It was November 2014, and we had just learned that a St. Louis grand jury had decided not to indict the police officer who shot Michael Brown. People gathered in a conference room to vent their frustration and pain. Someone, at the end of their endurance, said “we can’t go on, business as usual.”
I’ve asked myself periodically since, when systems are producing vividly negative results – what does it really look like to not re-enact business as usual? What do we continue to honor, either because it is peripheral to the problem (library material return dates) or because it is too central to abandon wholesale (the rule of law)? What does it mean to make durable change, as opposed to putting up brief resistance?
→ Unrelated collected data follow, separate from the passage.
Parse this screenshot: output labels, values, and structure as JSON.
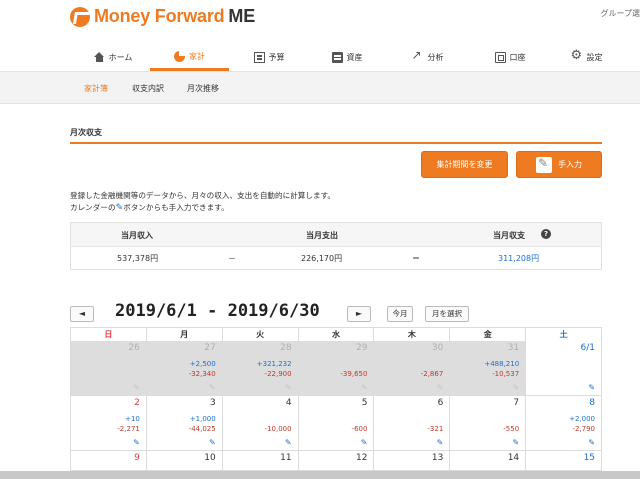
{
  "header": {
    "brand": "Money Forward",
    "brand_suffix": "ME",
    "group_link": "グループ選"
  },
  "nav": [
    {
      "label": "ホーム",
      "icon": "home-icon"
    },
    {
      "label": "家計",
      "icon": "pie-chart-icon",
      "active": true
    },
    {
      "label": "予算",
      "icon": "budget-icon"
    },
    {
      "label": "資産",
      "icon": "asset-icon"
    },
    {
      "label": "分析",
      "icon": "analysis-icon"
    },
    {
      "label": "口座",
      "icon": "account-icon"
    },
    {
      "label": "設定",
      "icon": "gear-icon"
    }
  ],
  "subnav": [
    {
      "label": "家計簿",
      "active": true
    },
    {
      "label": "収支内訳"
    },
    {
      "label": "月次推移"
    }
  ],
  "section_title": "月次収支",
  "buttons": {
    "period": "集計期間を変更",
    "manual": "手入力"
  },
  "description": {
    "line1": "登録した金融機関等のデータから、月々の収入、支出を自動的に計算します。",
    "line2_pre": "カレンダーの",
    "line2_post": "ボタンからも手入力できます。"
  },
  "summary": {
    "income_label": "当月収入",
    "expense_label": "当月支出",
    "balance_label": "当月収支",
    "income": "537,378円",
    "minus": "－",
    "expense": "226,170円",
    "equals": "＝",
    "balance": "311,208円"
  },
  "calendar": {
    "prev": "◄",
    "next": "►",
    "title": "2019/6/1 - 2019/6/30",
    "this_month": "今月",
    "select_month": "月を選択",
    "weekdays": [
      "日",
      "月",
      "火",
      "水",
      "木",
      "金",
      "土"
    ],
    "weeks": [
      [
        {
          "day": "26",
          "out": true,
          "inc": "",
          "exp": ""
        },
        {
          "day": "27",
          "out": true,
          "inc": "+2,500",
          "exp": "-32,340"
        },
        {
          "day": "28",
          "out": true,
          "inc": "+321,232",
          "exp": "-22,900"
        },
        {
          "day": "29",
          "out": true,
          "inc": "",
          "exp": "-39,650"
        },
        {
          "day": "30",
          "out": true,
          "inc": "",
          "exp": "-2,867"
        },
        {
          "day": "31",
          "out": true,
          "inc": "+488,210",
          "exp": "-10,537"
        },
        {
          "day": "6/1",
          "out": false,
          "inc": "",
          "exp": ""
        }
      ],
      [
        {
          "day": "2",
          "out": false,
          "inc": "+10",
          "exp": "-2,271"
        },
        {
          "day": "3",
          "out": false,
          "inc": "+1,000",
          "exp": "-44,025"
        },
        {
          "day": "4",
          "out": false,
          "inc": "",
          "exp": "-10,000"
        },
        {
          "day": "5",
          "out": false,
          "inc": "",
          "exp": "-600"
        },
        {
          "day": "6",
          "out": false,
          "inc": "",
          "exp": "-321"
        },
        {
          "day": "7",
          "out": false,
          "inc": "",
          "exp": "-550"
        },
        {
          "day": "8",
          "out": false,
          "inc": "+2,000",
          "exp": "-2,790"
        }
      ],
      [
        {
          "day": "9",
          "out": false
        },
        {
          "day": "10",
          "out": false
        },
        {
          "day": "11",
          "out": false
        },
        {
          "day": "12",
          "out": false
        },
        {
          "day": "13",
          "out": false
        },
        {
          "day": "14",
          "out": false
        },
        {
          "day": "15",
          "out": false
        }
      ]
    ]
  }
}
Lately I’ve been reading about the mass death of coral reefs off the shore of Florida, which made me cry even though I’ve never seen coral reefs. I also interrupted my efforts to write this by watching trailers of the Barbie movie on YouTube. Clearly I don’t have it figured out.
This much, however, always feels like movement towards an answer – the Gandhian notion of constructive program. Instead of asking if you’re in or out, constructive program emphasizes building new systems parallel to existing ones. There is flow between business-as-usual and these new ways of being – the mutual aid networks may distribute coffee that wasn’t shade grown – but the intention is to practice non-extractive ways of living. We learn by doing, so if and when opportunity arises, we’re ready.
As an example, I recently helped out with a pilot of some new training material with a self managed organization/network (Greaterthan) where I’m an “explorer”. My role was peripheral – providing feedback, mostly - but I gave it careful attention, because I value my connection to that group. At the end, members in that project had an opportunity to divide the budget allocation for the initiative between participants - what they call the Happy Money Story. Each member comes with a proposal, listens, and decides together how everyone gets paid. I didn’t have decision-making power, but I was invited to share what would make me happy, weighing all the ways value manifests for me. I told them I realized I wanted some token amount of money, because I wanted my role in that group to be more than volunteer. The hundred dollars I invoiced at the end of the process filled me with more feelings of belonging and joy than contracts on an order of magnitude larger.
This feels to me like good practice in a radically different way of allocating resources, and I’m wondering where else it fits. Where do your organizations feel like they are building constructive program? As always, I’m eager to be inspired by your examples, and be alongside you in the process!